In 2021, the company also took a bold stance regarding social media, after studies demonstrated the harm of social media to young people. Globally, Lush left Instagram, TikTok, Snapchat and Facebook. When someone goes to the brand’s Lush Instagram page, they are confronted with nine posts forming the phrase “Be somewhere else.” Despite this stance negatively impacting sales and brand awareness, Bird said, “You have to look at your ethics rather than your bank balance, and think [about] what’s right to do.”
Since its inception, Lush has always been ahead of the curve, and still, many innovative plans are in the pipeline. The company is continuing to reduce packaging, develop self-preserving products to protect product freshness and become a carbon-positive company.

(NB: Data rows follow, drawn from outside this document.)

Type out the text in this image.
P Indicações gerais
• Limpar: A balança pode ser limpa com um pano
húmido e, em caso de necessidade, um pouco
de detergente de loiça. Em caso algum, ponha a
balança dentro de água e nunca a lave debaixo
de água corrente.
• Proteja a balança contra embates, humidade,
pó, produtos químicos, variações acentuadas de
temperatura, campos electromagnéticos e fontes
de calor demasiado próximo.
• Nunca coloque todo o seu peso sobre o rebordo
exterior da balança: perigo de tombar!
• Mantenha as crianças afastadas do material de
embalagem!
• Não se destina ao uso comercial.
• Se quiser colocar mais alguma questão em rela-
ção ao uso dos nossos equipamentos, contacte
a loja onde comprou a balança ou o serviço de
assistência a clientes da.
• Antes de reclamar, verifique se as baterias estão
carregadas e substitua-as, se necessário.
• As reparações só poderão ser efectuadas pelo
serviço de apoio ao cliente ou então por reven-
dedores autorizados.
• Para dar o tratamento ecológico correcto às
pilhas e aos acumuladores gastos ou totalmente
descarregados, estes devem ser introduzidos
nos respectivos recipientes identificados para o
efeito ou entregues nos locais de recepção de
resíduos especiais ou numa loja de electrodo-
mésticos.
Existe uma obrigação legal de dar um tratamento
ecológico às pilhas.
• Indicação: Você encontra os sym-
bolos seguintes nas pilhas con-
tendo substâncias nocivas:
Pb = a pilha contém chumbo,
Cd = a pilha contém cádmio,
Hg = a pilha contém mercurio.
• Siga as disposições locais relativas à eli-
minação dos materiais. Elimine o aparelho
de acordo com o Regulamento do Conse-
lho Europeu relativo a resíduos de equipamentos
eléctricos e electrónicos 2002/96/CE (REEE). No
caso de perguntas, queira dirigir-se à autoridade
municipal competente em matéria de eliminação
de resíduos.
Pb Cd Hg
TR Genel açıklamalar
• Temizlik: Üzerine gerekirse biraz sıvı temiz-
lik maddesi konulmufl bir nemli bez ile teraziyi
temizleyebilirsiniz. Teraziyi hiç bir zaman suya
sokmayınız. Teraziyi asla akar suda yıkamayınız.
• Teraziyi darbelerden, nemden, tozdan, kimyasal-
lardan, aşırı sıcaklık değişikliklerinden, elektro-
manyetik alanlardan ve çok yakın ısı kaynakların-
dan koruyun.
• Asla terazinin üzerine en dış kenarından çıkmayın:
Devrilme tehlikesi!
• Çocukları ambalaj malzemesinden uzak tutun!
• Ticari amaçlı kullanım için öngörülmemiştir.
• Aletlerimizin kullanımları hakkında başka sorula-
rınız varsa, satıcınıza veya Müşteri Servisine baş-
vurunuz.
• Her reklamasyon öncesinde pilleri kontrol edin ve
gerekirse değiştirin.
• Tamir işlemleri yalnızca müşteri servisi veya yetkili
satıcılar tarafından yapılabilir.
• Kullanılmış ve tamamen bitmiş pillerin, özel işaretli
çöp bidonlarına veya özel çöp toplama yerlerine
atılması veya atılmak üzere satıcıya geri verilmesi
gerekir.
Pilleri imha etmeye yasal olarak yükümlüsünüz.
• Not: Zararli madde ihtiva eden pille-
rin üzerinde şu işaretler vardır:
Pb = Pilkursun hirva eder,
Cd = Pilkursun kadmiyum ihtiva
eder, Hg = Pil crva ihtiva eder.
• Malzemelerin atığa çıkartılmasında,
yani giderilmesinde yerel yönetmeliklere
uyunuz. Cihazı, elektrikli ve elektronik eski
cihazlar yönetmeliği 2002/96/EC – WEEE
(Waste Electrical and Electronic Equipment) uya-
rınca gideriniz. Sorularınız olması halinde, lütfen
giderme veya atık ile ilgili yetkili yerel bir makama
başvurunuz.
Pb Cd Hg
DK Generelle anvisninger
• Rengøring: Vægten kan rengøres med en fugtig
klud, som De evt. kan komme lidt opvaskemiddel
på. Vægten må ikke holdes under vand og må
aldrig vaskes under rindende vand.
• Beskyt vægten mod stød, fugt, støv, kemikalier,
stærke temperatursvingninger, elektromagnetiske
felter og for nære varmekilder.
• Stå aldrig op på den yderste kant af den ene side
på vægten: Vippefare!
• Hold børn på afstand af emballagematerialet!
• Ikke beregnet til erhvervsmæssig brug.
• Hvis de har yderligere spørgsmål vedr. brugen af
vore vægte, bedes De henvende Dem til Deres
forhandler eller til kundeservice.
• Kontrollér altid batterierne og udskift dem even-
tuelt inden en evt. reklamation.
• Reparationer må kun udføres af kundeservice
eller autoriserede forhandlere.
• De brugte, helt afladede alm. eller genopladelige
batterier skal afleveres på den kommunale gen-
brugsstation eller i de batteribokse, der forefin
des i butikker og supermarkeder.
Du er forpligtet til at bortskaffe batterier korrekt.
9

Below are excerpts from the conversation, which have been lightly edited for clarity.
Quality over speed
“[Beauty] doesn’t have to be serious and science-y. It’s preferable not to be science-y. When you’re using scientific ingredients, we’ve got no idea the long-term effect on the skin as they haven’t been around long enough for us to know what they’re going to do. At Lush, the beauty of our products is that we’re using tried and tested ingredients that we know the efficacy on the skin, hair, mind and body. We source our ingredients from local farmers, from growers around the world and from people that are creating those beautiful laws. Therefore, we know exactly the quality of what we’re using in our products. That is incredibly important to us. We are not fast cosmetics, we are quality.”
The need for regeneration
“For us, sustainability is not good enough, you have to be regenerative. You have to be improving things for the people who work with you, for the planet, for the environment, for animals and for people. … So you can sustain a palm plantation somewhere or you can be regenerative, where you are keeping forests alive, taking ground that is no longer suitable for growing and putting permaculture planting there, regenerating that Earth and making it into a fertile place where you can grow crops. It’s not the easy route, but it’s possible. It is the only route that we have to be taking.”
Marketing that matters
“We are choosy about what campaigns we do. We most often do ones that may not come to people’s attention in quite the right way or may never surface, especially in the U.K. We did a ‘Gay is OK’ campaign eight years ago in the U.K. When we heard about [the so-called ‘Don’t Say Gay’ bill] now in Florida, we felt that it was time to bring that soap back, to highlight [the issue to our consumers]. What’s important is to give the other side of the story, not the side that you see in the tabloid press where you have to grab the headlines, so you have to be shocking. We created the soap that we sold online, which was everywhere in the U.S. and just in the Florida stores. The soaps sold out quickly online. All the funds from the soap go to help the families understand how this law will impact them.”